Anyway, I have enjoyed the show a lot. The costumes are fabulous, the plot twists and surprises are fun. I even figured out what Charles Vane was saying, until they hung him. (Sorry. Tardy Spoiler Alert.) I have been watching an episode or two every night.
And now I segue into another area, entirely.
I write creepy fiction. Some of it is scary, some of it is just odd. I need only a few more stories to finish Stink Bug, the second volume of Poisonous Morsels series. Often, the way I figure out what to write about is to think about things that shocked me or frightened me when I was little. Like in 1958, when I was waiting for Daddy to get off work as exhibits curator at the Dyche Museum in Lawrence, Kansas, and wandered through the basement exhibits of plesiosaurs and mososaurs. Even now, a fleeting glimpse of this memory can give me the willies while swimming in the ocean or lakes. (Here’s a photo from the Dyche Museum website. Imagine walking past this, in the dark, when you’re only three…)

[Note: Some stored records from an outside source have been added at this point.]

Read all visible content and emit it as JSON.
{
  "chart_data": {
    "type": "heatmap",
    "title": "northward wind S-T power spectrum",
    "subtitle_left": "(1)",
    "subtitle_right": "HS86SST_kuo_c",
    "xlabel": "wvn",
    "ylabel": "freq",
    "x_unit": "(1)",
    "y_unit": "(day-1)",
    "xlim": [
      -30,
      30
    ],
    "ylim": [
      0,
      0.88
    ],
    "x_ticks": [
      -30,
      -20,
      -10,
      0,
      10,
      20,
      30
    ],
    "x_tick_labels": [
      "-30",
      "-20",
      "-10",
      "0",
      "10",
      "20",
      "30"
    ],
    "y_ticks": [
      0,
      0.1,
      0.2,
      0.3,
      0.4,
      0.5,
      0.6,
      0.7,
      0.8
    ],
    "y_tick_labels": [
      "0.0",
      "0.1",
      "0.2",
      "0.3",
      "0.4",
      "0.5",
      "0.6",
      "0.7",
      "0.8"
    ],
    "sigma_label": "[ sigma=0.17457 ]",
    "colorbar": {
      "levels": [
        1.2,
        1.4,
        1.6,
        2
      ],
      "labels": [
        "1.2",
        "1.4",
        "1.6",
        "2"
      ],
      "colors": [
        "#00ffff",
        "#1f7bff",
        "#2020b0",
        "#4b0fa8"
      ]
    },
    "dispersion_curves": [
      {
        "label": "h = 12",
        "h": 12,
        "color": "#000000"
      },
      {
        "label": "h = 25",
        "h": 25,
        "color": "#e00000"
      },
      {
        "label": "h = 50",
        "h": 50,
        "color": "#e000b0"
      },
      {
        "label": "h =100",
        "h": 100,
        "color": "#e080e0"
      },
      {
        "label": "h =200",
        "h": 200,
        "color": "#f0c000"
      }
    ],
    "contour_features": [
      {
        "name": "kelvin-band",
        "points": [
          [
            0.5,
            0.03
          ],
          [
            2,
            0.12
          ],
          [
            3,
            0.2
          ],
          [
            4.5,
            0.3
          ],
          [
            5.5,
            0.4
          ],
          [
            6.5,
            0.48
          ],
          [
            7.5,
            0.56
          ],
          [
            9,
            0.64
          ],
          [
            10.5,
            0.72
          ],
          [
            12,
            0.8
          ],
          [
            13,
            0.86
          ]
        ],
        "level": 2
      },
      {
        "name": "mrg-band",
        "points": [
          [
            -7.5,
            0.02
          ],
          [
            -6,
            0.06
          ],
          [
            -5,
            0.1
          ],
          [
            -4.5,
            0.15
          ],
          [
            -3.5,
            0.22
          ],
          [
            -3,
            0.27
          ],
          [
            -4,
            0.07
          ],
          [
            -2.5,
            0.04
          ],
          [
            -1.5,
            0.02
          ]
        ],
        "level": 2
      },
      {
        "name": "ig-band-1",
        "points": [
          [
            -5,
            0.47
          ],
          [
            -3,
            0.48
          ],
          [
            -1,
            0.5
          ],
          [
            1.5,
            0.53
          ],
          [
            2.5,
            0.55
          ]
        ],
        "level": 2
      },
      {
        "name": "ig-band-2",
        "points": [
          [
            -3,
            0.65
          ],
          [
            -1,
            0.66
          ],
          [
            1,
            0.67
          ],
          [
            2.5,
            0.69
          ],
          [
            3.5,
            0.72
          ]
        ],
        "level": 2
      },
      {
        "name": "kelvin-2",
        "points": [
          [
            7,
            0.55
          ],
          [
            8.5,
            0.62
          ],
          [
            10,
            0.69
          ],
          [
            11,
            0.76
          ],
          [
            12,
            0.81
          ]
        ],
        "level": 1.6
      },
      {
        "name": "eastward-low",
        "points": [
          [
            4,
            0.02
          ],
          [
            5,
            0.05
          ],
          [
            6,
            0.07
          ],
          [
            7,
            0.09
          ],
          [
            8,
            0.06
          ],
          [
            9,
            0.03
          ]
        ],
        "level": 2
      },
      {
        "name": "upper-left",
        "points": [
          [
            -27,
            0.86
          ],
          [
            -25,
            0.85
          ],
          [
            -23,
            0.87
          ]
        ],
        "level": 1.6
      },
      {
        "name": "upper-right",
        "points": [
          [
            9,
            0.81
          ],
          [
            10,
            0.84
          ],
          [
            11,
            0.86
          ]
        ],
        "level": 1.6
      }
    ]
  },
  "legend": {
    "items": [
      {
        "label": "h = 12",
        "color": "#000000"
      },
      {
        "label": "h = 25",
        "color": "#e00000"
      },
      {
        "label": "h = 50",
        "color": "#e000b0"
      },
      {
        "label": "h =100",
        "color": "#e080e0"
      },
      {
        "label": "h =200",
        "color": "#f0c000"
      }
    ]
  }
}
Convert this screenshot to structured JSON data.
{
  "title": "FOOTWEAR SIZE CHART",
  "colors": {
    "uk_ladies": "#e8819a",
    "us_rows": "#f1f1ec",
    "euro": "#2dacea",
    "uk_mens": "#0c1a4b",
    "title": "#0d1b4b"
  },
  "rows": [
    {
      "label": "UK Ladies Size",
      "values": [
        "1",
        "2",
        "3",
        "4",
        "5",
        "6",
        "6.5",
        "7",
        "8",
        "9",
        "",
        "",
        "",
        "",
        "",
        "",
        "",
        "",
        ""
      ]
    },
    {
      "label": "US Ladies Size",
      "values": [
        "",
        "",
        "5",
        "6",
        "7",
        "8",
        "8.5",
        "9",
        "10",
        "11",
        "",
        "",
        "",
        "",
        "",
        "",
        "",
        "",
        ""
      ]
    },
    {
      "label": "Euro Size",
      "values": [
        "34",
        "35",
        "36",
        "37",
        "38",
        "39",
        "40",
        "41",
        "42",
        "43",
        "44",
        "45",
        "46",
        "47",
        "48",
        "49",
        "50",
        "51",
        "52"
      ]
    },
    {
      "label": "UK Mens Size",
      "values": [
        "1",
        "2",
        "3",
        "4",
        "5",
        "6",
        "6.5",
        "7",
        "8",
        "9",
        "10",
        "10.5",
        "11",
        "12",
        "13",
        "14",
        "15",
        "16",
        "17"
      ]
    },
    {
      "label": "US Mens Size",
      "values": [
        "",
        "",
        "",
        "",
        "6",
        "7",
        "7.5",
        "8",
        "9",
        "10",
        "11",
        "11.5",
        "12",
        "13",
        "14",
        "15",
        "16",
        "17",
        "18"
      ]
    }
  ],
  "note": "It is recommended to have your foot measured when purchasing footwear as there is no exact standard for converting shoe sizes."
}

Other scary things come to mind–like the story our neighbor, Walt Klewicki, told us kids to keep us from wandering too near the river bank behind our houses. “See that green stuff? That’s not water weeds. That’s BOOGEYMAN HAIR and he’ll reach up and grab your ankles and pull you into the water!” That kept us all from drowning and also, still freaks me out whenever I have to wade into weedy ponds or rivers…
H.G Wells and his Morlocks, the original 3-D movie “13 Ghosts”, rabid skunks…all of those things scared me when I was little, and I still use them today to recreate feelings I must communicate to others in horror stories.
Back to our story…
Last night I watched Black Sails (and I am nearing the last episodes! Boo-hoo!) where the pirate, Edward Teach ( also known as Edward Thatch and Blackbeard) was killed. The real pirate was shot in the face, apparently, but in the series, Black Sails, he was keelhauled.
Yet I digress once more.
I had two sets of grandparents. The ones we often visited in Kansas, and the ones who lived in California. We saw the California grandparents less often and they were less known to us. We liked our Grandma Hogg, but Grandpa Hogg could be a bit hard to read. He once smacked me for accidentally pulling a rubber worm from his tackle box in half. (Our parents never hit us! I was in shock!) But he was not all bad. Later, he made a submarine for my brothers out of a few tin cans and about twenty dollar’s worth of solder, and he took us to our first drive-in movie, at “The Crest” (Later to become The Crest Triple XXX Theater, and even later, a Pentecostal church! )
(Again, I digress…)
The movie Grandpa took us to was “Mutiny on the Bounty.”
I remember stuff about the movie. Stuff about breadfruit and island beauties. I also remember being COMPLETELY FREAKED OUT when the mean captain made a man fall into the water and then he didn’t come out again. I remember asking Grandpa what happened. He said, “Well, the plan was to rip all his skin off with barnacles under the ship, but the sharks got him instead.”
OH, MY GOD! I WAS SIX YEARS OLD!
I say this, but with much warm affection. Grandpa Hogg was just like that, you know?
I return to my story.
Last night, Blackbeard the Pirate got keelhauled. Several times. Sharks did not get him, but it would have been a blessing if they had. At age 63, I hid under the blankets.
And that’s how it is, being a writer. Something from our past can come back and scare us to death. But we use those fears and hurts and joys to craft new stories.